Hello. I am forwarding a feature request from a Debian user of dos2unix. The request and a bit of discussion can be found in Debian bug #1053983. It concerns the manpage (version 7.5.1) description of ascii
mode.
In the section OPTIONS:
-ascii
Convert only line breaks. This is the default conversion mode.
And then in the section CONVERSION MODES:
ascii
In mode "ascii" only line breaks are converted. This is the
default conversion mode.
Although the name of this mode is ASCII, which is a 7 bit standard,
the actual mode is 8 bit. Use always this mode when converting
Unicode UTF-8 files.
The requester notes that when in ascii mode, UTF-16 input will be converted to UTF-8 and the BOM is removed. So technically, more than line breaks may be affected.
As noted in the bug report, the behavior is correctly described in other options in the manpage, so the suggestion is to make sure users find those descriptions and are aware of the behavior.
Perhaps something like the following?
-ascii
Convert only line breaks unless the input is UTF-16, in which case
the input is transformed to UTF-8 and no BOM is written. This is the
default conversion mode.
Also see options -u, -r, and -b for more about UTF-16 and the BOM.
Thank you for considering the request.
Anonymous
Hi Tony,
Thanks for the request.
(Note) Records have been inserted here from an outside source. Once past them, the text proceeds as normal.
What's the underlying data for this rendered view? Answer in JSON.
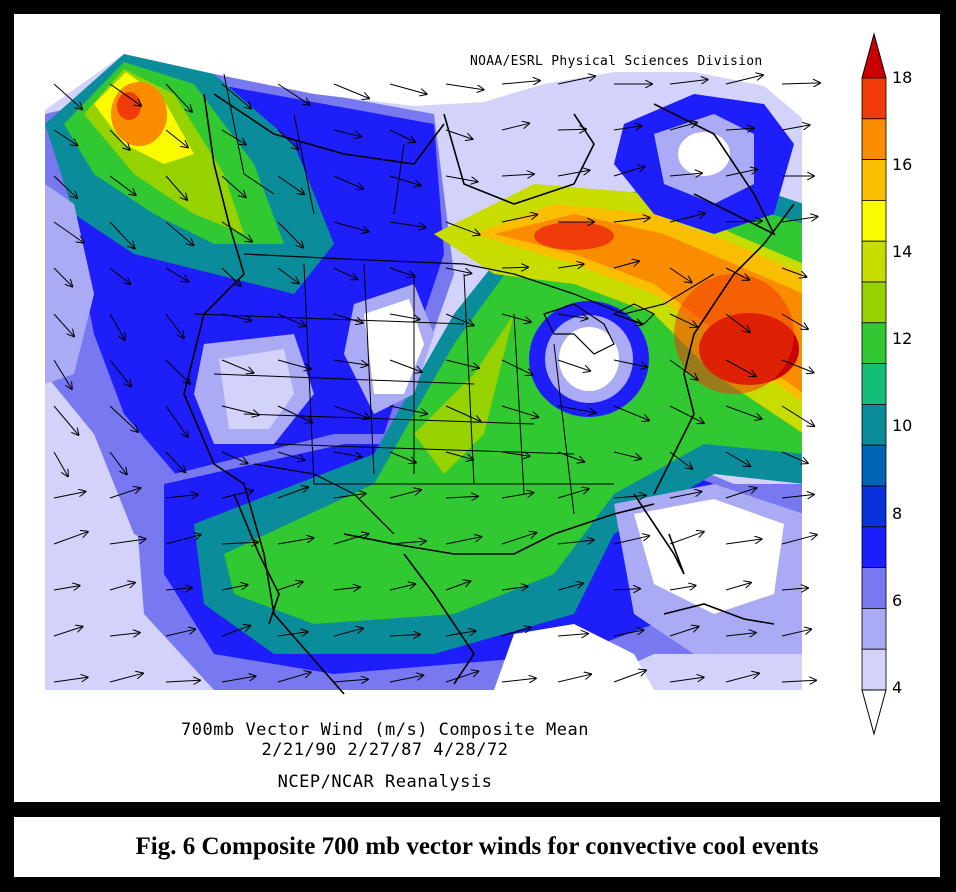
{
  "figure": {
    "credit": "NOAA/ESRL Physical Sciences Division",
    "title_line1": "700mb Vector Wind (m/s) Composite Mean",
    "title_line2": "2/21/90 2/27/87 4/28/72",
    "title_line3": "NCEP/NCAR Reanalysis",
    "caption": "Fig. 6 Composite 700 mb vector winds for convective cool events"
  },
  "colorbar": {
    "labels": [
      "18",
      "16",
      "14",
      "12",
      "10",
      "8",
      "6",
      "4"
    ],
    "colors": [
      "#c80000",
      "#f03c0a",
      "#fa8c00",
      "#fabe00",
      "#fafa00",
      "#c8dc00",
      "#96d200",
      "#32c832",
      "#14be78",
      "#0a8c9b",
      "#0064b4",
      "#0a32dc",
      "#1e1efa",
      "#7878f0",
      "#aaaaf5",
      "#d2d2fa",
      "#ffffff"
    ]
  },
  "map": {
    "region": "North America",
    "variable": "700mb vector wind speed",
    "units": "m/s",
    "highlights": [
      {
        "area": "Gulf of Alaska",
        "speed": "16+"
      },
      {
        "area": "Great Lakes / Northeast corridor",
        "speed": "16"
      },
      {
        "area": "Off the Mid-Atlantic coast",
        "speed": "18"
      },
      {
        "area": "Labrador / Hudson area minimum",
        "speed": "<4"
      },
      {
        "area": "Northern Plains minimum",
        "speed": "<4"
      },
      {
        "area": "Great Lakes minimum",
        "speed": "<4"
      },
      {
        "area": "Caribbean minimum",
        "speed": "<4"
      }
    ]
  }
}
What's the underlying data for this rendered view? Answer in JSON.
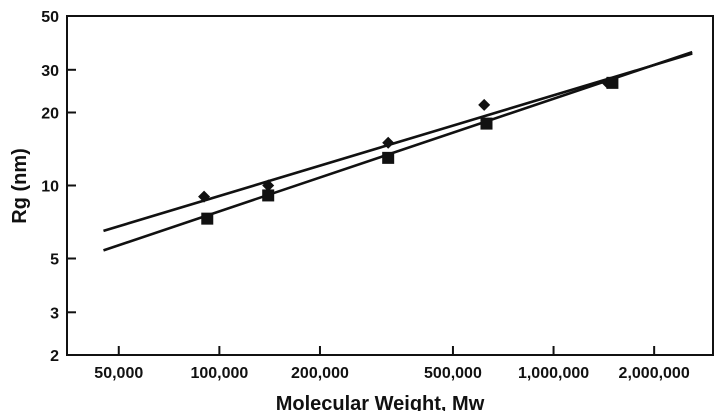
{
  "chart_data": {
    "type": "scatter",
    "title": "",
    "xlabel": "Molecular Weight, Mw",
    "ylabel": "Rg (nm)",
    "x_scale": "log",
    "y_scale": "log",
    "xlim": [
      35000,
      3000000
    ],
    "ylim": [
      2,
      50
    ],
    "x_ticks": [
      {
        "value": 50000,
        "label": "50,000"
      },
      {
        "value": 100000,
        "label": "100,000"
      },
      {
        "value": 200000,
        "label": "200,000"
      },
      {
        "value": 500000,
        "label": "500,000"
      },
      {
        "value": 1000000,
        "label": "1,000,000"
      },
      {
        "value": 2000000,
        "label": "2,000,000"
      }
    ],
    "y_ticks": [
      {
        "value": 2,
        "label": "2"
      },
      {
        "value": 3,
        "label": "3"
      },
      {
        "value": 5,
        "label": "5"
      },
      {
        "value": 10,
        "label": "10"
      },
      {
        "value": 20,
        "label": "20"
      },
      {
        "value": 30,
        "label": "30"
      },
      {
        "value": 50,
        "label": "50"
      }
    ],
    "grid": false,
    "series": [
      {
        "marker": "diamond",
        "x": [
          90000,
          140000,
          320000,
          620000,
          1450000
        ],
        "y": [
          9.0,
          10.0,
          15.0,
          21.5,
          26.5
        ],
        "fit_line": {
          "x": [
            45000,
            2600000
          ],
          "y": [
            6.5,
            35.0
          ]
        }
      },
      {
        "marker": "square",
        "x": [
          92000,
          140000,
          320000,
          630000,
          1500000
        ],
        "y": [
          7.3,
          9.1,
          13.0,
          18.0,
          26.5
        ],
        "fit_line": {
          "x": [
            45000,
            2600000
          ],
          "y": [
            5.4,
            35.5
          ]
        }
      }
    ]
  }
}
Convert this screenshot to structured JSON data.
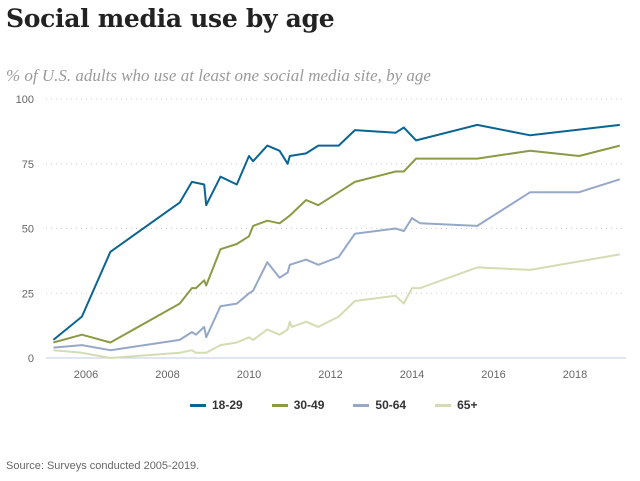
{
  "header": {
    "title": "Social media use by age",
    "subtitle": "% of U.S. adults who use at least one social media site, by age"
  },
  "footer": {
    "source": "Source: Surveys conducted 2005-2019."
  },
  "chart_data": {
    "type": "line",
    "title": "Social media use by age",
    "subtitle": "% of U.S. adults who use at least one social media site, by age",
    "xlabel": "",
    "ylabel": "",
    "xlim": [
      2005.0,
      2019.3
    ],
    "ylim": [
      0,
      100
    ],
    "x_ticks": [
      2006,
      2008,
      2010,
      2012,
      2014,
      2016,
      2018
    ],
    "x_tick_labels": [
      "2006",
      "2008",
      "2010",
      "2012",
      "2014",
      "2016",
      "2018"
    ],
    "y_ticks": [
      0,
      25,
      50,
      75,
      100
    ],
    "y_tick_labels": [
      "0",
      "25",
      "50",
      "75",
      "100"
    ],
    "grid": "horizontal-dotted",
    "legend_position": "bottom-center",
    "series": [
      {
        "name": "18-29",
        "color": "#0b6592",
        "points": [
          [
            2005.2,
            7
          ],
          [
            2005.9,
            16
          ],
          [
            2006.6,
            41
          ],
          [
            2008.3,
            60
          ],
          [
            2008.6,
            68
          ],
          [
            2008.9,
            67
          ],
          [
            2008.95,
            59
          ],
          [
            2009.3,
            70
          ],
          [
            2009.7,
            67
          ],
          [
            2010.0,
            78
          ],
          [
            2010.1,
            76
          ],
          [
            2010.45,
            82
          ],
          [
            2010.75,
            80
          ],
          [
            2010.95,
            75
          ],
          [
            2011.0,
            78
          ],
          [
            2011.4,
            79
          ],
          [
            2011.7,
            82
          ],
          [
            2012.2,
            82
          ],
          [
            2012.6,
            88
          ],
          [
            2013.6,
            87
          ],
          [
            2013.8,
            89
          ],
          [
            2014.1,
            84
          ],
          [
            2015.6,
            90
          ],
          [
            2016.9,
            86
          ],
          [
            2019.1,
            90
          ]
        ]
      },
      {
        "name": "30-49",
        "color": "#8c9a46",
        "points": [
          [
            2005.2,
            6
          ],
          [
            2005.9,
            9
          ],
          [
            2006.6,
            6
          ],
          [
            2008.3,
            21
          ],
          [
            2008.6,
            27
          ],
          [
            2008.7,
            27
          ],
          [
            2008.9,
            30
          ],
          [
            2008.95,
            28
          ],
          [
            2009.3,
            42
          ],
          [
            2009.7,
            44
          ],
          [
            2010.0,
            47
          ],
          [
            2010.1,
            51
          ],
          [
            2010.45,
            53
          ],
          [
            2010.75,
            52
          ],
          [
            2011.0,
            55
          ],
          [
            2011.4,
            61
          ],
          [
            2011.7,
            59
          ],
          [
            2012.2,
            64
          ],
          [
            2012.6,
            68
          ],
          [
            2013.6,
            72
          ],
          [
            2013.8,
            72
          ],
          [
            2014.1,
            77
          ],
          [
            2015.6,
            77
          ],
          [
            2016.9,
            80
          ],
          [
            2018.1,
            78
          ],
          [
            2019.1,
            82
          ]
        ]
      },
      {
        "name": "50-64",
        "color": "#95a8c8",
        "points": [
          [
            2005.2,
            4
          ],
          [
            2005.9,
            5
          ],
          [
            2006.6,
            3
          ],
          [
            2008.3,
            7
          ],
          [
            2008.6,
            10
          ],
          [
            2008.7,
            9
          ],
          [
            2008.9,
            12
          ],
          [
            2008.95,
            8
          ],
          [
            2009.3,
            20
          ],
          [
            2009.7,
            21
          ],
          [
            2010.0,
            25
          ],
          [
            2010.1,
            26
          ],
          [
            2010.45,
            37
          ],
          [
            2010.75,
            31
          ],
          [
            2010.95,
            33
          ],
          [
            2011.0,
            36
          ],
          [
            2011.4,
            38
          ],
          [
            2011.7,
            36
          ],
          [
            2012.2,
            39
          ],
          [
            2012.6,
            48
          ],
          [
            2013.6,
            50
          ],
          [
            2013.8,
            49
          ],
          [
            2014.0,
            54
          ],
          [
            2014.2,
            52
          ],
          [
            2015.6,
            51
          ],
          [
            2016.9,
            64
          ],
          [
            2018.1,
            64
          ],
          [
            2019.1,
            69
          ]
        ]
      },
      {
        "name": "65+",
        "color": "#d3dcb2",
        "points": [
          [
            2005.2,
            3
          ],
          [
            2005.9,
            2
          ],
          [
            2006.6,
            0
          ],
          [
            2008.3,
            2
          ],
          [
            2008.6,
            3
          ],
          [
            2008.7,
            2
          ],
          [
            2008.9,
            2
          ],
          [
            2008.95,
            2
          ],
          [
            2009.3,
            5
          ],
          [
            2009.7,
            6
          ],
          [
            2010.0,
            8
          ],
          [
            2010.1,
            7
          ],
          [
            2010.45,
            11
          ],
          [
            2010.75,
            9
          ],
          [
            2010.95,
            11
          ],
          [
            2011.0,
            14
          ],
          [
            2011.05,
            12
          ],
          [
            2011.4,
            14
          ],
          [
            2011.7,
            12
          ],
          [
            2012.2,
            16
          ],
          [
            2012.6,
            22
          ],
          [
            2013.6,
            24
          ],
          [
            2013.8,
            21
          ],
          [
            2014.0,
            27
          ],
          [
            2014.2,
            27
          ],
          [
            2015.6,
            35
          ],
          [
            2016.9,
            34
          ],
          [
            2019.1,
            40
          ]
        ]
      }
    ]
  }
}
This text needs indeed an update. I will make the change.
best regards,
Erwin
The text stems from the time when dos2unix had no Unicode conversion. It was the default mode, not doing any ISO character set conversion (option -iso).
I have updated the text to the following (commit [24279d] ):
Related
Commit: [24279d]
Hello Erwin,
The updated wording looks good. This should make it clearer to users that they they need to review the various modes of operation and other sections of the documentation if those apply to their use case.
Thank you for considering the suggestion!